Il trail running è nato come sport di condivisione, lealtà e rispetto. Rispetto per gli altri atleti, per l’ambiente, per se stessi. Ma con l’aumento dei partecipanti e la crescita del livello competitivo, anche la tentazione di cercare scorciatoie può farsi strada. Un atleta non si misura solo per il risultato finale, ma anche per come interpreta e vive la gara. L’etica personale dovrebbe valere sempre: che si corra per salire sul podio o semplicemente per arrivare al traguardo, rispettare le regole è un dovere verso l’intera comunità.

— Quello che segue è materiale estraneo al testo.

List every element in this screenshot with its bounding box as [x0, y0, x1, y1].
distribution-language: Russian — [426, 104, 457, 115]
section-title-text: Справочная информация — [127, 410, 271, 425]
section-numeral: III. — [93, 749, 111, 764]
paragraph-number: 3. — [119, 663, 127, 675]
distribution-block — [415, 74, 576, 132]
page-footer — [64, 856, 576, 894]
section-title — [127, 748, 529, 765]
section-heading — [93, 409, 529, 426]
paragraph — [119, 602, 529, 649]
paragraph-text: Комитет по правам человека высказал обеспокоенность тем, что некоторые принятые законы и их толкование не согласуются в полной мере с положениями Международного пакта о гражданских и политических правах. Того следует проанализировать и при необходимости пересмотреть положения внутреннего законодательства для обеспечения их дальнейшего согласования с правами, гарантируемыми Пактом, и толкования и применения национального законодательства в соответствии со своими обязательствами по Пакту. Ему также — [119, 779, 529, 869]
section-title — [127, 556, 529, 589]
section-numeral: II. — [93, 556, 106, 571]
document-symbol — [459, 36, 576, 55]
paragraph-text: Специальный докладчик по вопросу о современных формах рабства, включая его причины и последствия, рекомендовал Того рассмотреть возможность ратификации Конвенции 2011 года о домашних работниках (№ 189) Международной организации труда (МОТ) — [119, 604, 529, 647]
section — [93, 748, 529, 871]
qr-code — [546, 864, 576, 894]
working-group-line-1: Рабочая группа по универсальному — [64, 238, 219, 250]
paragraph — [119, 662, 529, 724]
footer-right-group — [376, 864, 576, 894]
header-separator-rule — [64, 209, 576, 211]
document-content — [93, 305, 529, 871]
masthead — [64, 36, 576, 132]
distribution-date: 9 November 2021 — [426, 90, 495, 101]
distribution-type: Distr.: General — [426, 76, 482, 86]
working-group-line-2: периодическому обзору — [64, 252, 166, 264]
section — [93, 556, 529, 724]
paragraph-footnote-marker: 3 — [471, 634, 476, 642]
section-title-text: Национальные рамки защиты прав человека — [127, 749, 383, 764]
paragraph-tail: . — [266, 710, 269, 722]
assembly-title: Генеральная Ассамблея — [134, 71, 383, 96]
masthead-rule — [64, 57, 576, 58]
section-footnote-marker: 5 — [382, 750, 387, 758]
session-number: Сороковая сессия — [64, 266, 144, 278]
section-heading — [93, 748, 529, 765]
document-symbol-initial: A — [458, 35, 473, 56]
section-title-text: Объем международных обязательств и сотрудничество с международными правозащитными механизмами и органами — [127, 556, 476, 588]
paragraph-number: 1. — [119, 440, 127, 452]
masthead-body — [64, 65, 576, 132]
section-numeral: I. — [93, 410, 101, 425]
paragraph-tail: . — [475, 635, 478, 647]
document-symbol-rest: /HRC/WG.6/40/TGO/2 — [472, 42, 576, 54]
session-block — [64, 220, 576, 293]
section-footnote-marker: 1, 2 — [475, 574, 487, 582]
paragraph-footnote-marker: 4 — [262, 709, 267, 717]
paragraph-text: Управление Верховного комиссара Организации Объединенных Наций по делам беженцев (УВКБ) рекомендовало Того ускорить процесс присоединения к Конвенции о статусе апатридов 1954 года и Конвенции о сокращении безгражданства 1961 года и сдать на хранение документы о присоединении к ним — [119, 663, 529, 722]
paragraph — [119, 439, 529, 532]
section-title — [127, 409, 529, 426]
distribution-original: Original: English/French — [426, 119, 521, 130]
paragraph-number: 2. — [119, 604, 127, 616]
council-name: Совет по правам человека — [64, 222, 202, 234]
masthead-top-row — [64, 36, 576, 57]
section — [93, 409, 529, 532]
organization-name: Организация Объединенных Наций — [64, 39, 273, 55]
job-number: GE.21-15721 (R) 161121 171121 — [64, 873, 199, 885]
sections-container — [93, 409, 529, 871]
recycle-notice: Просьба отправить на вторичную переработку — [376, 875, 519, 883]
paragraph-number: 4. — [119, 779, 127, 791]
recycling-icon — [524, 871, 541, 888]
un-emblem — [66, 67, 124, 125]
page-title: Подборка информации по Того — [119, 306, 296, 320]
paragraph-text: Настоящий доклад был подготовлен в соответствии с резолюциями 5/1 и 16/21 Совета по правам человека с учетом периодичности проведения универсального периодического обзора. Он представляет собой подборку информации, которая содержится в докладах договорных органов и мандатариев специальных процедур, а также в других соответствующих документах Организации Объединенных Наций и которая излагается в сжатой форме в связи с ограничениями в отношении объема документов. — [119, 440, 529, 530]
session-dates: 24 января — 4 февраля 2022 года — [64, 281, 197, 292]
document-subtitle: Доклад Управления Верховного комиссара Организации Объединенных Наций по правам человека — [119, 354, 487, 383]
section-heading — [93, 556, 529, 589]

Il ruolo delle organizzazioni

Anche gli organizzatori hanno una responsabilità importante. Possono, ad esempio, richiamare in modo chiaro e diretto al rispetto del tracciato durante il briefing pre-gara. Possono presidiare i punti più delicati con volontari o posizionare segnaletica più evidente nei tratti a rischio taglio. Possono infine stabilire regole chiare e sanzioni proporzionate per chi non le rispetta, ma anche creare momenti di dialogo post-gara per affrontare eventuali episodi in modo costruttivo.

Una riflessione aperta

Non ho la pretesa di dare risposte assolute. Preferisco invece lasciare spazio alla riflessione, e magari anche al confronto tra chi legge. Ti sei mai trovato di fronte a scorrettezze simili durante una gara? Come reagiresti se vedessi qualcuno tagliare in modo evidente? Pensiamo davvero sia utile pubblicare questi episodi sui social o sarebbe più efficace affrontarli in modo diretto e privato? E infine, cosa rende davvero etico il comportamento di un trail runner?

Un’occasione per crescere

Anche un episodio controverso come questo può diventare un’occasione per crescere come comunità. Il trail running, in fondo, è molto più di una classifica: è un patto non scritto tra atleti, natura e valori condivisi. Sta a ciascuno di noi decidere se vogliamo onorarlo, un passo alla volta. Magari senza scorciatoie.